The court has already issued its rulings in two major cases that did not directly involve the federal government. In Chiles v. Salazar, the court ruled that a Colorado law banning “conversion therapy” – treatment intended to change a client’s sexual orientation or gender identity – for young people discriminates against a licensed counselor based on the views that she expresses in her talk therapy. And in Louisiana v. Callais, the court struck down Louisiana’s congressional map, which the state had created with two majority-Black districts in response to a lower court’s ruling that an earlier map violated the Voting Rights Act, and made it much more difficult for challengers to prevail on a claim that a map dilutes the power of minority voters.
The court is also expected to issue two major decisions on elections and campaigns. Watson v. Republican National Committee concerns a challenge to a Mississippi law that allows mail-in ballots to be counted as long as they are postmarked by, and received within five days of, Election Day. At oral argument, a majority of the justices appeared ready to uphold a lower court’s ruling that federal law requires all ballots to be received by Election Day. And in National Republican Senatorial Campaign Committee v. Federal Election Commission, several justices were sympathetic to the argument, made by the challengers, that a federal law that limits the amount of money that political parties can spend in coordination with a candidate for office violates the First Amendment.

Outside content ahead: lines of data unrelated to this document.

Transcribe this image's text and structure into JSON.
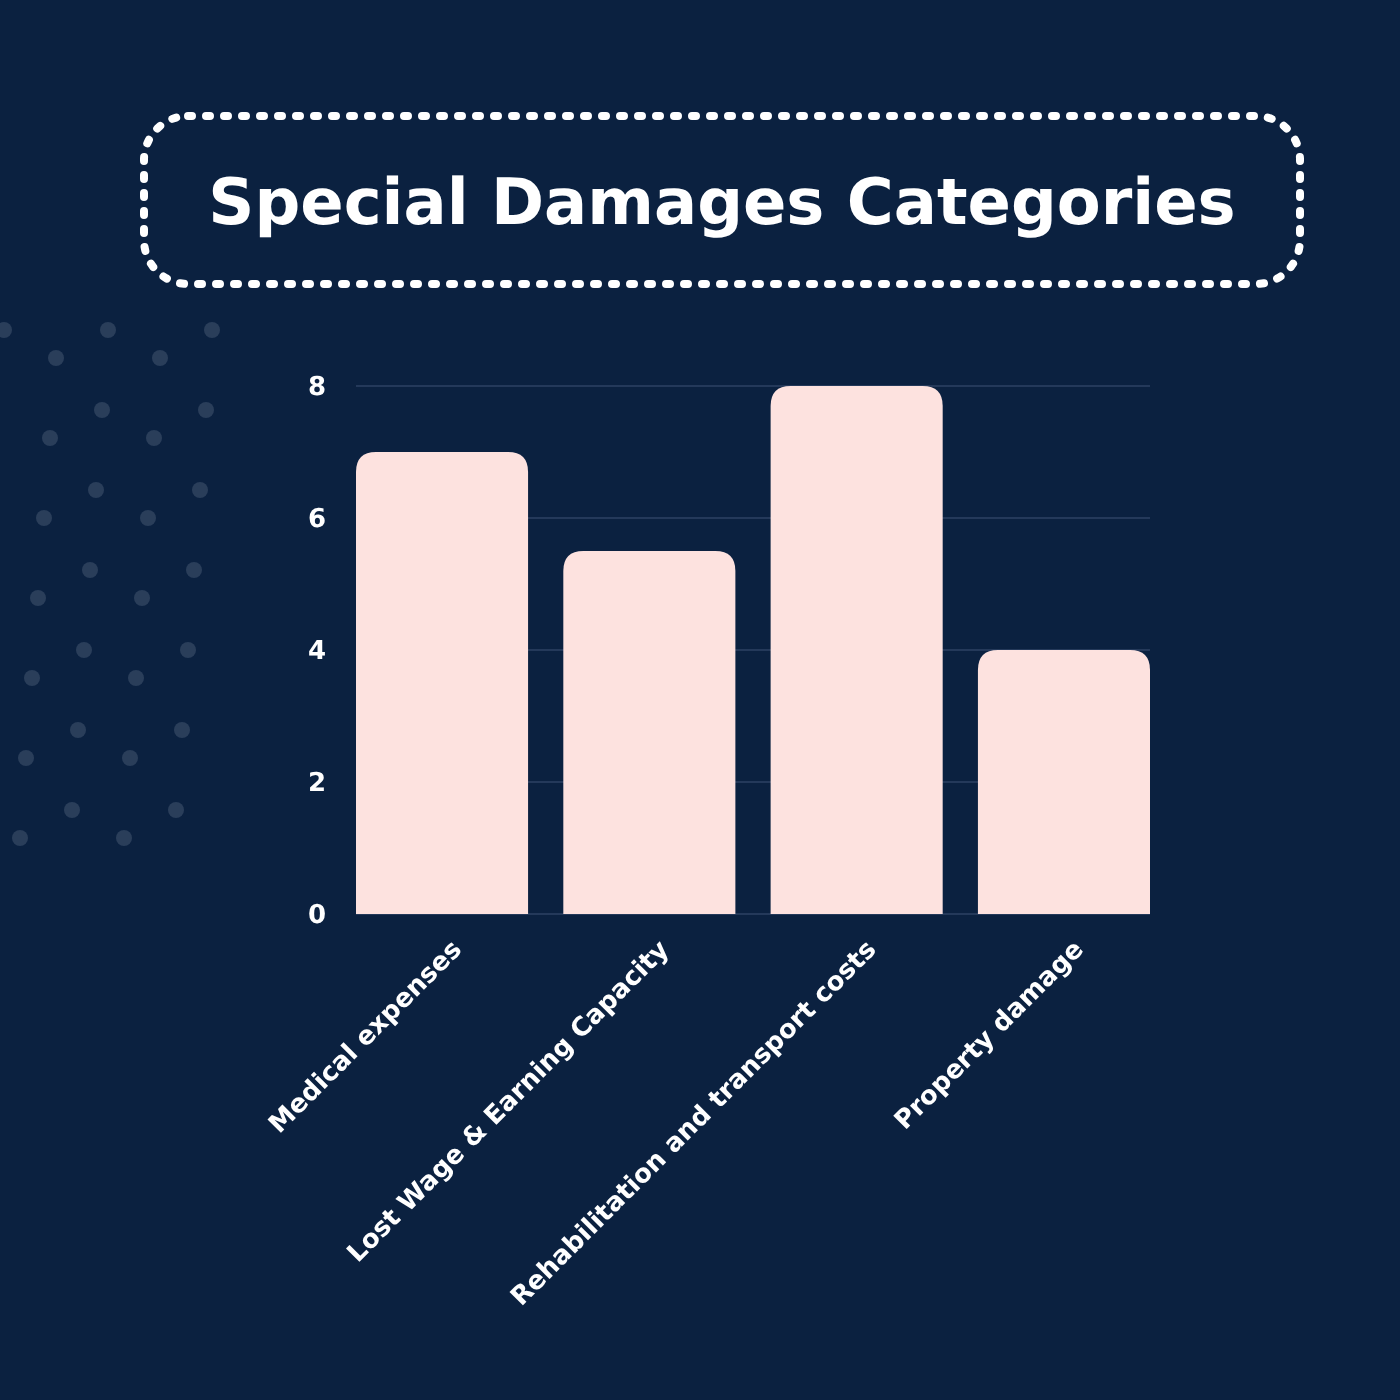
{
  "chart_data": {
    "type": "bar",
    "title": "Special Damages Categories",
    "categories": [
      "Medical expenses",
      "Lost Wage & Earning Capacity",
      "Rehabilitation and transport costs",
      "Property damage"
    ],
    "values": [
      7,
      5.5,
      8,
      4
    ],
    "color": "#fde2df",
    "ylim": [
      0,
      8
    ],
    "yticks": [
      0,
      2,
      4,
      6,
      8
    ],
    "grid": "y"
  }
}
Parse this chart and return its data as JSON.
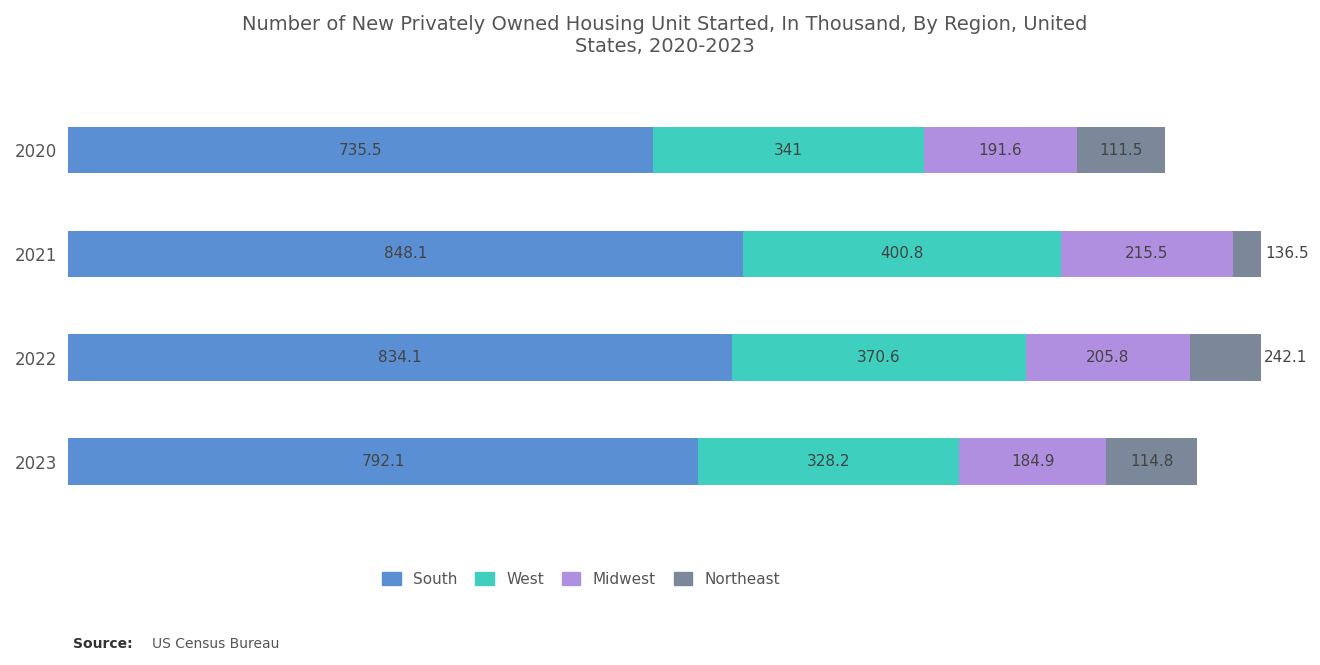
{
  "title": "Number of New Privately Owned Housing Unit Started, In Thousand, By Region, United\nStates, 2020-2023",
  "years": [
    "2020",
    "2021",
    "2022",
    "2023"
  ],
  "regions": [
    "South",
    "West",
    "Midwest",
    "Northeast"
  ],
  "colors": [
    "#5B8FD4",
    "#3ECFBE",
    "#B18FE0",
    "#7A8899"
  ],
  "data": {
    "South": [
      735.5,
      848.1,
      834.1,
      792.1
    ],
    "West": [
      341.0,
      400.8,
      370.6,
      328.2
    ],
    "Midwest": [
      191.6,
      215.5,
      205.8,
      184.9
    ],
    "Northeast": [
      111.5,
      136.5,
      242.1,
      114.8
    ]
  },
  "west_labels": [
    "341",
    "400.8",
    "370.6",
    "328.2"
  ],
  "bar_height": 0.45,
  "background_color": "#FFFFFF",
  "text_color": "#555555",
  "bar_text_color": "#444444",
  "title_fontsize": 14,
  "label_fontsize": 11,
  "axis_label_fontsize": 12,
  "legend_fontsize": 11,
  "source_bold": "Source:",
  "source_normal": "  US Census Bureau",
  "xlim": 1500
}
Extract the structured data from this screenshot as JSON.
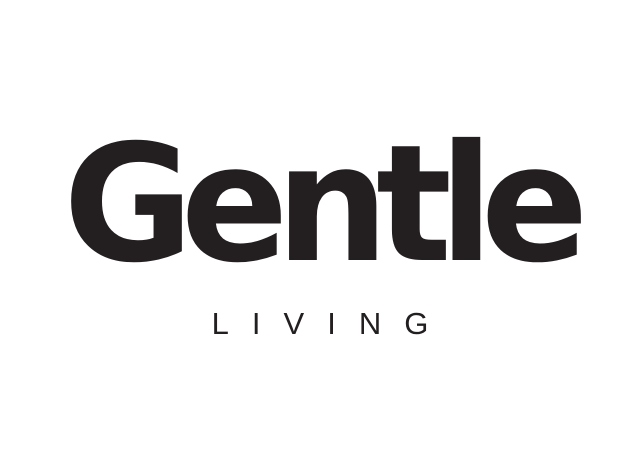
{
  "logo": {
    "wordmark": "Gentle",
    "subline": "LIVING",
    "color": "#231f20",
    "background": "#ffffff"
  }
}
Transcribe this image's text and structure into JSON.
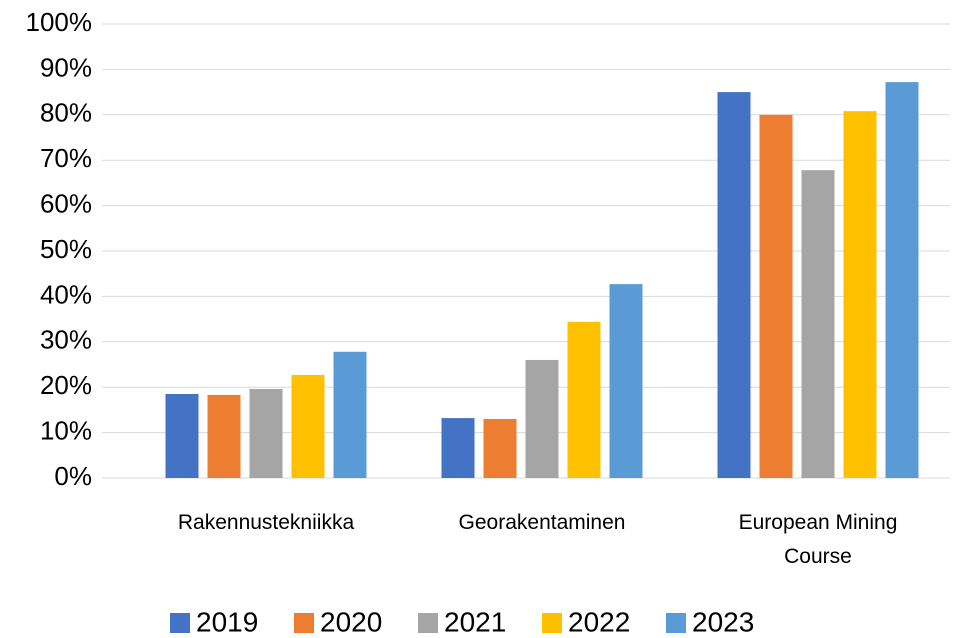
{
  "chart_data": {
    "type": "bar",
    "categories": [
      "Rakennustekniikka",
      "Georakentaminen",
      "European Mining Course"
    ],
    "series": [
      {
        "name": "2019",
        "color": "#4472c4",
        "values": [
          18.5,
          13.2,
          85.0
        ]
      },
      {
        "name": "2020",
        "color": "#ed7d31",
        "values": [
          18.3,
          13.0,
          80.0
        ]
      },
      {
        "name": "2021",
        "color": "#a5a5a5",
        "values": [
          19.6,
          26.0,
          67.8
        ]
      },
      {
        "name": "2022",
        "color": "#ffc000",
        "values": [
          22.7,
          34.4,
          80.8
        ]
      },
      {
        "name": "2023",
        "color": "#5b9bd5",
        "values": [
          27.8,
          42.7,
          87.2
        ]
      }
    ],
    "ylim": [
      0,
      100
    ],
    "yticks": [
      {
        "value": 0,
        "label": "0%"
      },
      {
        "value": 10,
        "label": "10%"
      },
      {
        "value": 20,
        "label": "20%"
      },
      {
        "value": 30,
        "label": "30%"
      },
      {
        "value": 40,
        "label": "40%"
      },
      {
        "value": 50,
        "label": "50%"
      },
      {
        "value": 60,
        "label": "60%"
      },
      {
        "value": 70,
        "label": "70%"
      },
      {
        "value": 80,
        "label": "80%"
      },
      {
        "value": 90,
        "label": "90%"
      },
      {
        "value": 100,
        "label": "100%"
      }
    ],
    "grid": true,
    "legend": "bottom"
  }
}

Just under a year ago, the Supreme Court – by a vote of 6-3 – upheld Tennessee’s ban on certain forms of medical treatment for transgender minors. A few weeks later, the justices agreed to weigh in on the legality of two state bans – in Idaho and West Virginia – on the participation by transgender women and girls on women’s and girls’ sports teams. In January, the court heard oral arguments in those cases, Little v. Hecox and West Virginia v. B.P.J., and appeared poised to uphold those laws as well.
Finally, the justices will once again weigh in on the scope of the Second Amendment’s right to bear arms. In Wolford v. Lopez, the court is considering – and a solid majority of the court appeared skeptical of – a Hawaii law that bars licensed gun owners from bringing their guns onto private property unless they have explicit permission from the property owner to do so. The federal government supported the Maui gun owners challenging the Hawaii law. But it seemed unlikely to fare as well in United States v. Hemani, a challenge by a Texas man to a federal law that makes it a crime for users of illegal drugs to have a gun.
Decisions in all of these cases are expected by the end of June or (at the very latest) early July.